REPUBLIKA.CO.ID, JAKARTA -- Ketersediaan minyak goreng di pasaran masih langka. Ombudsman Republik Indonesia (RI) menyebutkan, ada beberapa dugaan penyebab kelangkaan minyak goreng.
Anggota Ombudsman RI Yeka Hendra Fatika mengatakan, dugaan pertama yakni ada perbedaan data Domestic Market Obligation (DMO) yang dilaporkan dengan realisasinya. Realisasi DMO hanya akan terkonfirmasi dengan data yang seharusnya dikumpulkan dari distributor.
Kedua, kata dia, pelaksanaan DMO tanpa diikuti dengan memasangkan antara eksportir CPO atau olahannya dengan produsen minyak goreng. "Tidak semua produsen minyak goreng mendapatkan CPO DMO dengan harga DPO. Tidak semua produsen minyak goreng berorientasi ekspor. Sehingga kapasitas produksi minyak goreng diduga mengalami penurunan, untuk menghindari kerugian," ujar Yeka dalam konferensi pers secara virtual, Selasa (15/3).

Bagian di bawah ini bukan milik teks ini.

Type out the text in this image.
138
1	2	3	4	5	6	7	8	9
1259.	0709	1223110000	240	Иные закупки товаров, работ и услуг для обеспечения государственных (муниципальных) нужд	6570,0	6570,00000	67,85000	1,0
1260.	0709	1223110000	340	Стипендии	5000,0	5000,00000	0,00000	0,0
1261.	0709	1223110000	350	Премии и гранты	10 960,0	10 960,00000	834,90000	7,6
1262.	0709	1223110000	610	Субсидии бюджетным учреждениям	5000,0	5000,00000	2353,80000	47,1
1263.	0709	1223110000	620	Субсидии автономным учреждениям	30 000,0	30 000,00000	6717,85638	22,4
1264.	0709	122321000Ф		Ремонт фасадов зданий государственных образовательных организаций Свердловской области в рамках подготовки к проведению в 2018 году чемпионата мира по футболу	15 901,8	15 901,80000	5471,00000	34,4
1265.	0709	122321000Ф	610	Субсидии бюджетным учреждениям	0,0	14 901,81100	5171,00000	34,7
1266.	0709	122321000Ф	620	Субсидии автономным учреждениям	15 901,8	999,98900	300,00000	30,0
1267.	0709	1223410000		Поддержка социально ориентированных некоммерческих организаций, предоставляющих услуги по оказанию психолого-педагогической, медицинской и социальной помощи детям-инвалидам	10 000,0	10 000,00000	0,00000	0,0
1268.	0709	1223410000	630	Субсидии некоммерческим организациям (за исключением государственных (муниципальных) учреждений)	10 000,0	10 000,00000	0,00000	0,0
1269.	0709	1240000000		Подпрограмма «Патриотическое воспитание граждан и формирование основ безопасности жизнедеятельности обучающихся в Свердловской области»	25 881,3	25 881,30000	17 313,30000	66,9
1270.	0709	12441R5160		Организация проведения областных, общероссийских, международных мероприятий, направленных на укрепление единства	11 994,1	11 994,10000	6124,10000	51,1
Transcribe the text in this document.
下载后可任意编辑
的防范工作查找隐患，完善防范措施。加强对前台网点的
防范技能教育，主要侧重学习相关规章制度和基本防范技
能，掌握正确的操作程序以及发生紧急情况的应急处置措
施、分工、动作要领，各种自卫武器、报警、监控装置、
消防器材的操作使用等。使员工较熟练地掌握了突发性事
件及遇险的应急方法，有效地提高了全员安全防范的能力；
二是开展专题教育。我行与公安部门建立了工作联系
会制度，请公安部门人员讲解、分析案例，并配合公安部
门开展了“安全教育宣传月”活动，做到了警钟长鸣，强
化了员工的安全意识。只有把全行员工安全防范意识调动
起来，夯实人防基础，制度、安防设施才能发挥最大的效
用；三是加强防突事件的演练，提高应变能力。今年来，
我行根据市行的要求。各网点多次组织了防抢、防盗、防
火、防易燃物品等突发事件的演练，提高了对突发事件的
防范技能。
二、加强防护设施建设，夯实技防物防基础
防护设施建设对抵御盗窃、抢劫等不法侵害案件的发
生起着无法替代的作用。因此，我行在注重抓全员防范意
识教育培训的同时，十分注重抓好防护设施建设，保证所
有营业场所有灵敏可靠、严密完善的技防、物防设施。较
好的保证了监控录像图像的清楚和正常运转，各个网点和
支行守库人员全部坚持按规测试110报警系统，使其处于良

Penyebab ketiga, lanjutnya, masih terdapat panic buying. Rumah Tangga atau pelaku UMKM meningkatkan stok minyak goreng, sebagai respon terhadap belum adanya jaminan ketersediaan minyak goreng, terlebih lagi menghadapi puasa dan hari raya.
Lalu keempat, munculnya spekulan yang memanfaatkan kondisi disparitas harga yang sangat besar antara Harga Eceran Tertinggi (HET) dengan harga di pasar tradisional yang sulit untuk diintervensi. "Aktifitas spekulan ini juga yang memunculkan dugaan terjadinya penyelundupan minyak goreng," jelas dia.
Penyebab berikutnya, yaitu gagalnya fungsi pengawasan terhadap pelaksanaan kebijakan. Fungsi pengawasan tidak akan berhasil diterapkan ketika disparitas harga terjadi dengan gap yang sangat besar.
Ombudsman RI menilai, akar permasalahan munculnya berbagai permasalahan yang timbul sebagai dampak stabilisasi pasokan dan harga minyak goreng yaitu tingginya disparitas antara harga Domestic Price Obligation (DPO), HET, dengan harga pasar. Disparitas harga berkisar antara Rp 8.000 sampai Rp 9.000 per kilogram (kg).